Underlying cautious undertone in the backdrop of weak monsoon and geopolitical concerns, the survey predicted that the headline inflation would ease by the year-end, and forecast GDP growth of 5.4-5.9 per cent in 2014-15, overcoming the sub-5 per cent expansion in the past two years.
However, the forecast further dampened already fragile market sentiment after disappointment over the Rail Budget, which triggered panic unwinding yesterday. Weak global cues also weighed on Indian bourses.
Auto, tech, finance, infra, healthcare and metal shares came under heavy selling pressure, while FMCG and energy stocks defied the trend and posted gains.
After the brutal overnight sell-off, the market opened with negative bias and remained volatile through out. Despite briefly trading in positive terrain in late afternoon, the key index fell pray to intense selling.
Traders were hesitant of taking fresh position ahead of the Narendra Modi Government's maiden Budget tomorrow and keenly awaited for cues on revamping the economy, a market player said.
The 50-share Nifty fluctuated between a high of 7,650.10 and a low of 7,551.65 before concluding at 7,585, a fall of 38.20 points, or 0.50 per cent, over its last close.

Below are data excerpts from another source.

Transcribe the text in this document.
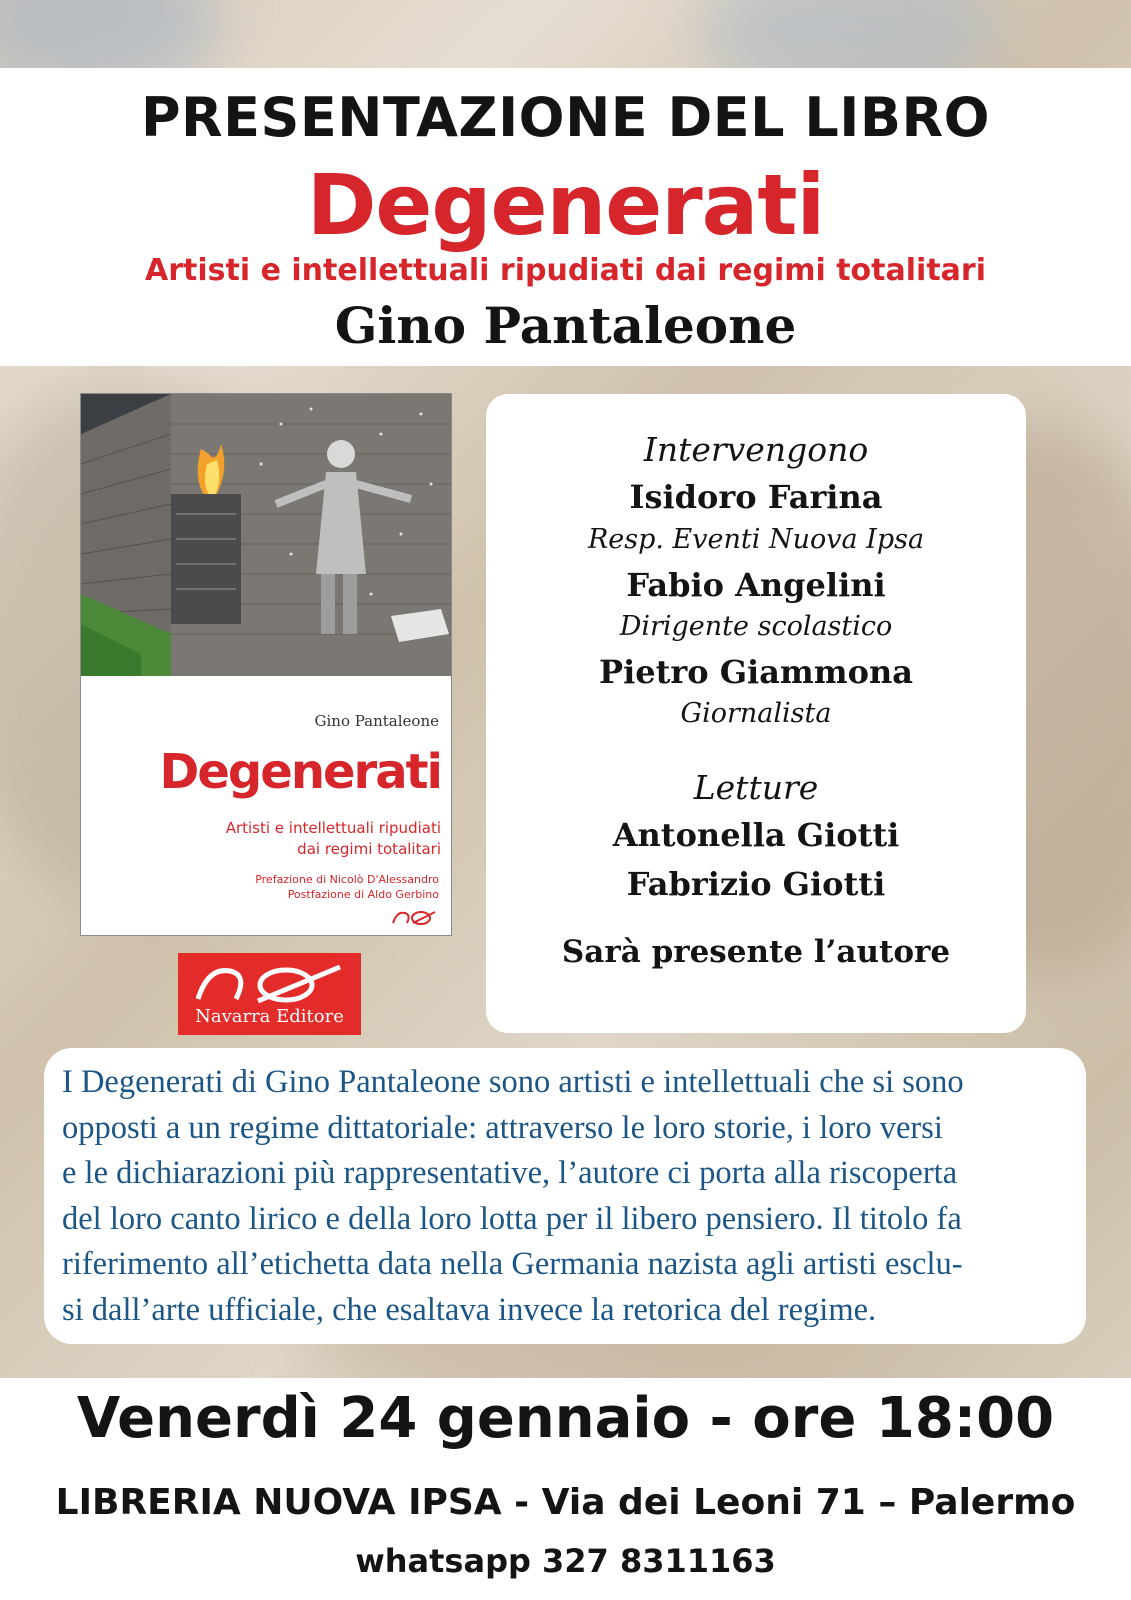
PRESENTAZIONE DEL LIBRO
Degenerati
Artisti e intellettuali ripudiati dai regimi totalitari
Gino Pantaleone
Gino Pantaleone
Degenerati
Artisti e intellettuali ripudiati
dai regimi totalitari
Prefazione di Nicolò D'Alessandro
Postfazione di Aldo Gerbino
Navarra Editore
Intervengono
Isidoro Farina
Resp. Eventi Nuova Ipsa
Fabio Angelini
Dirigente scolastico
Pietro Giammona
Giornalista
Letture
Antonella Giotti
Fabrizio Giotti
Sarà presente l’autore
I Degenerati di Gino Pantaleone sono artisti e intellettuali che si sono
opposti a un regime dittatoriale: attraverso le loro storie, i loro versi
e le dichiarazioni più rappresentative, l’autore ci porta alla riscoperta
del loro canto lirico e della loro lotta per il libero pensiero. Il titolo fa
riferimento all’etichetta data nella Germania nazista agli artisti esclu-
si dall’arte ufficiale, che esaltava invece la retorica del regime.
Venerdì 24 gennaio - ore 18:00
LIBRERIA NUOVA IPSA - Via dei Leoni 71 – Palermo
whatsapp 327 8311163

Elsewhere, other Asian bourses were subdued following sluggish overnight cues from Wall Street which retreated for a second straight session after hitting record highs.
The key laggards included Jindal Steel, Tata Motors, Tata Power, Coal India, Bajaj Auto, Maruti, Lupin, M&M, TCS and United Spirits.
ONGC, BPCL, IDFC, ITC, Tata Steel, ACC, Hindalco, Asian Paints, Gail and Reliance were among the key gainers.
Turnover in the cash segment fell to Rs 19,558.77 crore from Rs 22,078.84 crore yesterday. A total of 11,894.55 lakh shares changed hands in 87,25,669 trades, while the market capitalisation stood at Rs 87,06,715 crore.